BWW Review: RICHARD III, Royal and Derngate
Held together by a mesmerising performance by Tom Mothersdale, Headlong's production of Richard III races along at such a pace that it's only after it stops that you realise exactly how much ground they have managed to cover. In John Haidar's hands, one of the very longest of Shakespeare's plays is a just over two and a half hours - including interval - which means that the death toll mounts at some speed.
Dragging a leg in a brace, contorting his body at every turn, Mothersdale turns in an extraordinarily physical performance, but his Richard is also a psychopath, obsessed with his appearance and with personal advancement to spite those who discount him. His knowing look at the audience as he woos Anne says "Can you believe I'm really doing this?", and the audience really can't - but sadly it's over in a flash, as the action advances on. There's no time for more than a gasp of shock at his audacity and skill.
You can't miss Richard's duplicity though. Chiara Stephenson's set reminds you at every turn - a dark structure with a semi-circle of mirrored entrances reflecting the action or revealing the ghosts of Richard's victims assembling in judgement over him.
But those mirrored entrances were where I felt the hustle of the play the most - the constant dashing in and out and fiddling to get the mirrors in the right places was a little wearing at times. And if you can drag your eyes away from Mothersdale, there are some strong performances in the supporting cast - Stefan Adegbola is impressive as Buckingham, as is Heledd Gwynn as Hastings and Ratcliffe.

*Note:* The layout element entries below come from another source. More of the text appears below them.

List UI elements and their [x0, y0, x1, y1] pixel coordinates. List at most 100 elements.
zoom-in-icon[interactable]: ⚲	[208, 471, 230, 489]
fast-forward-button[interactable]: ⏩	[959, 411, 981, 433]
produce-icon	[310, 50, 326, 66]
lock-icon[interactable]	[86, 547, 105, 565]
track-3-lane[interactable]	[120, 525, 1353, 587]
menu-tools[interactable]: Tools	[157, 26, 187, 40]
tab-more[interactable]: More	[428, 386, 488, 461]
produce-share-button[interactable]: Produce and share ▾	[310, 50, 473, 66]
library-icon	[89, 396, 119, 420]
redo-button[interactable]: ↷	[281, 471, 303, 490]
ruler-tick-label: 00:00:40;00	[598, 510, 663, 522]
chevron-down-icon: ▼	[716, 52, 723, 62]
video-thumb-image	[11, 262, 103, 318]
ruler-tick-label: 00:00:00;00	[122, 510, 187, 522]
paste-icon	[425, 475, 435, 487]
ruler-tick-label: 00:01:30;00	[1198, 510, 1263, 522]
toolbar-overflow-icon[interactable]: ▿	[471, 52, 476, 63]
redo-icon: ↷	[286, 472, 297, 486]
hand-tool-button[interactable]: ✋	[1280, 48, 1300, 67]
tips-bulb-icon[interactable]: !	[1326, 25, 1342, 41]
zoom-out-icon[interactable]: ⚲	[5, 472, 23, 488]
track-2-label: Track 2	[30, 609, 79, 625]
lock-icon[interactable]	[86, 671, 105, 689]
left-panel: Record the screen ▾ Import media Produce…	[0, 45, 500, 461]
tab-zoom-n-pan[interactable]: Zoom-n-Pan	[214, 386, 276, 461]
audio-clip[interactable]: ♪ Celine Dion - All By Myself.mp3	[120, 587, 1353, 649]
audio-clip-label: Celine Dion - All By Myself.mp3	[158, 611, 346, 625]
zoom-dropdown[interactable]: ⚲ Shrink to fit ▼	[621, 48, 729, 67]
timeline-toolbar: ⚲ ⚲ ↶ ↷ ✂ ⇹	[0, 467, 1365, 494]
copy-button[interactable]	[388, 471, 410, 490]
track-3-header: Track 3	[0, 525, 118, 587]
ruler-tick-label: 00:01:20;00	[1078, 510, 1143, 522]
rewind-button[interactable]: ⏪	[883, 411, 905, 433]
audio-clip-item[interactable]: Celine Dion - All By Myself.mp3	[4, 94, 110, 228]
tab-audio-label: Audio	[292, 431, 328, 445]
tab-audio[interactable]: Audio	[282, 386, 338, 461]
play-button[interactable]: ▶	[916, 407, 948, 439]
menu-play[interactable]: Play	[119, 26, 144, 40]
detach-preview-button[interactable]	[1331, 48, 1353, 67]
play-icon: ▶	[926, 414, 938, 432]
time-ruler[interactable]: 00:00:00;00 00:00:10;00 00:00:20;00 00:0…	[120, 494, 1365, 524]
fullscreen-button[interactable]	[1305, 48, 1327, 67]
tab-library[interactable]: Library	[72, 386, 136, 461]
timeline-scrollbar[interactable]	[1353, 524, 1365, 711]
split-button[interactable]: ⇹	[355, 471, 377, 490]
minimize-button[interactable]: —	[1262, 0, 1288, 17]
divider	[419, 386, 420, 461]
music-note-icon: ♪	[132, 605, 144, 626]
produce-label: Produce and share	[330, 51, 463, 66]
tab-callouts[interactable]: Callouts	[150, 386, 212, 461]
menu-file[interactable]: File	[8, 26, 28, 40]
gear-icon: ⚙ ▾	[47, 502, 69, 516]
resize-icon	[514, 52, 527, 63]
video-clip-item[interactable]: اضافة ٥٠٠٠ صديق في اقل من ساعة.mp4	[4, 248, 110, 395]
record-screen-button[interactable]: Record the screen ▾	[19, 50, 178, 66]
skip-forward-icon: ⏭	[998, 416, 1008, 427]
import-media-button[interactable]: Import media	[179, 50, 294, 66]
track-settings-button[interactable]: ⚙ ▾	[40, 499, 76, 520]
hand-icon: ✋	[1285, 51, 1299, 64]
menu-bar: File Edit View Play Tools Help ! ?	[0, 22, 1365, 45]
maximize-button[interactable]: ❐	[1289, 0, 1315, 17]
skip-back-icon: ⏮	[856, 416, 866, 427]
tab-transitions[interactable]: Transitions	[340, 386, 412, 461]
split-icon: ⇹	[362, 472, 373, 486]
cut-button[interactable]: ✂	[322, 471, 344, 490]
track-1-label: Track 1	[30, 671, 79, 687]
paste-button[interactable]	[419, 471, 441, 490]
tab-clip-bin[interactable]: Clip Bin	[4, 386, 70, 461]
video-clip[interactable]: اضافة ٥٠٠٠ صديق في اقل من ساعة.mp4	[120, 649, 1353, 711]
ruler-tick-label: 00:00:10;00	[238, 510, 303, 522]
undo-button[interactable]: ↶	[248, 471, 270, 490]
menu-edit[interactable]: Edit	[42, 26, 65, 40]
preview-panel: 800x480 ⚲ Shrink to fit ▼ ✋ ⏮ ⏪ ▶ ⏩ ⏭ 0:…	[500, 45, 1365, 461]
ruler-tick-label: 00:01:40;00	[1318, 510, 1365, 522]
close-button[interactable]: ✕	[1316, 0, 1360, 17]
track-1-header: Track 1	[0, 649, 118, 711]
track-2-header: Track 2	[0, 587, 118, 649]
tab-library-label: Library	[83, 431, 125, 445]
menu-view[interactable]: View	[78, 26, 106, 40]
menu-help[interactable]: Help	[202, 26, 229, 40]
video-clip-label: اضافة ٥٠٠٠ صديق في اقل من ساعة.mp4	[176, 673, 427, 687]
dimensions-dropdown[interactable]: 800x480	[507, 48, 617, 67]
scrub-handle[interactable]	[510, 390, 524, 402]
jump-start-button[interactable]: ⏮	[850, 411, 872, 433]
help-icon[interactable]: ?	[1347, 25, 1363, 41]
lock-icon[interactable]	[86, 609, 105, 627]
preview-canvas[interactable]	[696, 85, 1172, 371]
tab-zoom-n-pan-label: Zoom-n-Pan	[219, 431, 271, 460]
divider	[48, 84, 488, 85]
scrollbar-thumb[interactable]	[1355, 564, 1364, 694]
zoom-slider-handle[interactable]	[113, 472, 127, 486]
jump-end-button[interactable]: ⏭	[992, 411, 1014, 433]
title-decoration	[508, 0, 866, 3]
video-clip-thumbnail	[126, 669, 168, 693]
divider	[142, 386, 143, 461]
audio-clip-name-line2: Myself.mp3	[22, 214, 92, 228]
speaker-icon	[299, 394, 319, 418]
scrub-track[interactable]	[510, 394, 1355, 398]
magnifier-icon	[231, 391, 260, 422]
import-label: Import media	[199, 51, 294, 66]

One of the things you lose in the breakneck pace is a sense of the passing of time. The action could have taken place over a week, or a month - rather than years. It also means that some of the most famous lines flash by, and are gone almost before you realise that they were there. If you know the play, you won't have any trouble following it, but if you've studied it, you may be annoyed to find it so compressed and truncated.
My companion, who hadn't seen Richard III before, said he might have had some trouble following all the details if he hadn't read the summary first. But as we walked out of the theatre, all we could talk about was Mothersdale's performance, which dazzles you and disguises the production's other flaws.